Rather than empowering NCOs, the micromanagement of attrition warfare
remains the norm. The three-block war, where small-unit leaders are expected to make
judgment calls and decisions that would give pause to seasoned company-grade
officers, is not being practiced. Leaders fear NCOs will make mistakes that
cause the leaders to look bad. But NCOs cannot learn to make decisions by
reading books and listening to lectures. They need to soak up lessons
learned through trial and error, so that one day, in the heat of future
combat, they can make decisions that bring their Marines home victoriously
and safely.

Bureaucratic demands have produced mind-numbing rules and regulations that
make perfect paperwork more important than effective training.
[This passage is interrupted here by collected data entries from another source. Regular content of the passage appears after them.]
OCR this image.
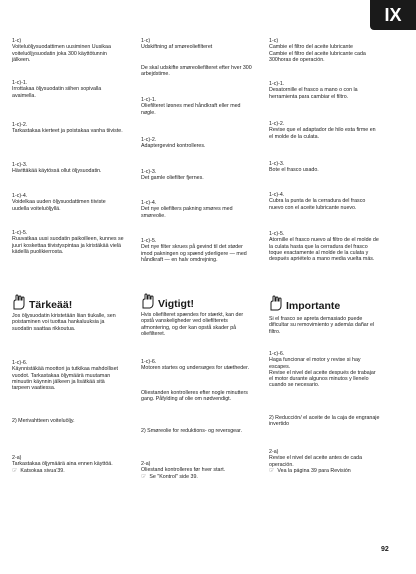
IX

1-c)

Voiteluöljysuodattimen uusiminen Uusikaa voiteluöljysuodatin joka 300 käyttötunnin jälkeen.

1-c)-1.

Irrottakaa öljysuodatin siihen sopivalla avaimella.

1-c)-2.

Tarkastakaa kierteet ja poistakaa vanha tiiviste.

1-c)-3.

Hävittäkää käytössä ollut öljysuodatin.

1-c)-4.

Voidelkaa uuden öljysuodattimen tiiviste uudella voiteluöljyllä.

1-c)-5.

Ruuvatkaa uusi suodatin paikoilleen, kunnes se juuri koskettaa tiivistyspintaa ja kiristäkää vielä kädellä puolikierrosta.

Tärkeää!

Jos öljysuodatin kiristetään liian tiukalle, sen poistaminen voi tuottaa hankaluuksia ja suodatin saattaa rikkoutua.

1-c)-6.

Käynnistäkää moottori ja tutkikaa mahdolliset vuodot. Tarkastakaa öljymäärä muutaman minuutin käynnin jälkeen ja lisätkää sitä tarpeen vaatiessa.

2) Merivahtteen voiteluöljy.

2-a)

Tarkastakaa öljymäärä aina ennen käyttöä.

☞ Katsokaa sivua'39.

1-c)

Udskiftning af smøreoliefilteret

De skal udskifte smøreoliefilteret efter hver 300 arbejdstime.

1-c)-1.

Oliefilteret løsnes med håndkraft eller med nøgle.

1-c)-2.

Adaptergevind kontrolleres.

1-c)-3.

Det gamle oliefilter fjernes.

1-c)-4.

Det nye oliefilters pakning smøres med smøreolie.

1-c)-5.

Det nye filter skrues på gevind til det støder imod pakningen og spænd yderligere — med håndkraft — en halv omdrejning.

Vigtigt!

Hvis oliefilteret spændes for stærkt, kan der opstå vanskeligheder ved oliefilterets afmontering, og der kan opstå skader på oliefilteret.

1-c)-6.

Motoren startes og undersøges for utætheder.

Oliestanden kontrolleres efter nogle minutters gang. Påfylding af olie om nødvendigt.

2) Smøreolie for reduktions- og reversgear.

2-a)

Oliestand kontrolleres før hver start.

☞ Se "Kontrol" side 39.

1-c)

Cambie el filtro del aceite lubricante

Cambie el filtro del aceite lubricante cada 300horas de operación.

1-c)-1.

Desatornille el frasco a mano o con la herramienta para cambiar el filtro.

1-c)-2.

Revise que el adaptador de hilo esta firme en el molde de la culata.

1-c)-3.

Bote el frasco usado.

1-c)-4.

Cubra la punta de la cerradura del frasco nuevo con el aceite lubricante nuevo.

1-c)-5.

Atornille el frasco nuevo al filtro de el molde de la culata hasta que la cerradura del frasco toque exactamente al molde de la culata y después apriételo a mano media vuelta más.

Importante

Si el frasco se apreta demasiado puede dificultar su removimiento y además dañar el filtro.

1-c)-6.

Haga funcionar el motor y revise si hay escapes.

Revise el nivel del aceite después de trabajar el motor durante algunos minutos y llenelo cuando se necesario.

2) Reducción/ el aceite de la caja de engranaje invertido

2-a)

Revise el nivel del aceite antes de cada operación.

☞ Vea la página 39 para Revisión

92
Formatted
briefs and planning guidelines are tools to use in building good habits and
ensuring nothing is omitted. They are not the main goal. Today's leaders,
however, train to craft perfect plans on paper and make the prettiest
presentations with all the computer support imaginable. Substance has been
superceded by form.

Careerism hazards the bond of trust between the leader and the led. A good
Marine will follow orders. Whether he follows willingly, however, depends on
that bond. If the leader shows he cares more about himself and his career
than his troops, there will be no bond-and, in my view, that bond is not
down here. Other than formal room inspections, I never have seen a staff NCO
or officer in any unit to which I have been assigned visit the barracks
after hours or on weekends to see how his Marines live, what they are doing, and what they are
thinking. Were such visits part of the "old Corps" that has gone by the wayside?

The fact we are warriors appears to have been forgotten. Regardless of
politically correct polishing of mission statements and warfighting
publications, the harsh nature and stark reality of war remains. My leaders
seem almost embarrassed by this, as if training to attack and kill the enemy
is somehow wrong. Sessions on consideration of others, equal opportunity,
and sexual harassment may be personnel management priorities in peace time,
but they must not become the Marine Corps' point of main effort. Management
should not supplant leadership.

Fancy technology, transformational equipment, and modernized weapons are
important. Leadership by example is vital-and down here, we will return 110%
on that investment.

Sergeant Tonn, a reconnaissance team leader in the 2d Reconnaissance
Battalion at Camp Lejeune, North Carolina, recently returned from deployment
with the 24th Marine Expeditionary Unit.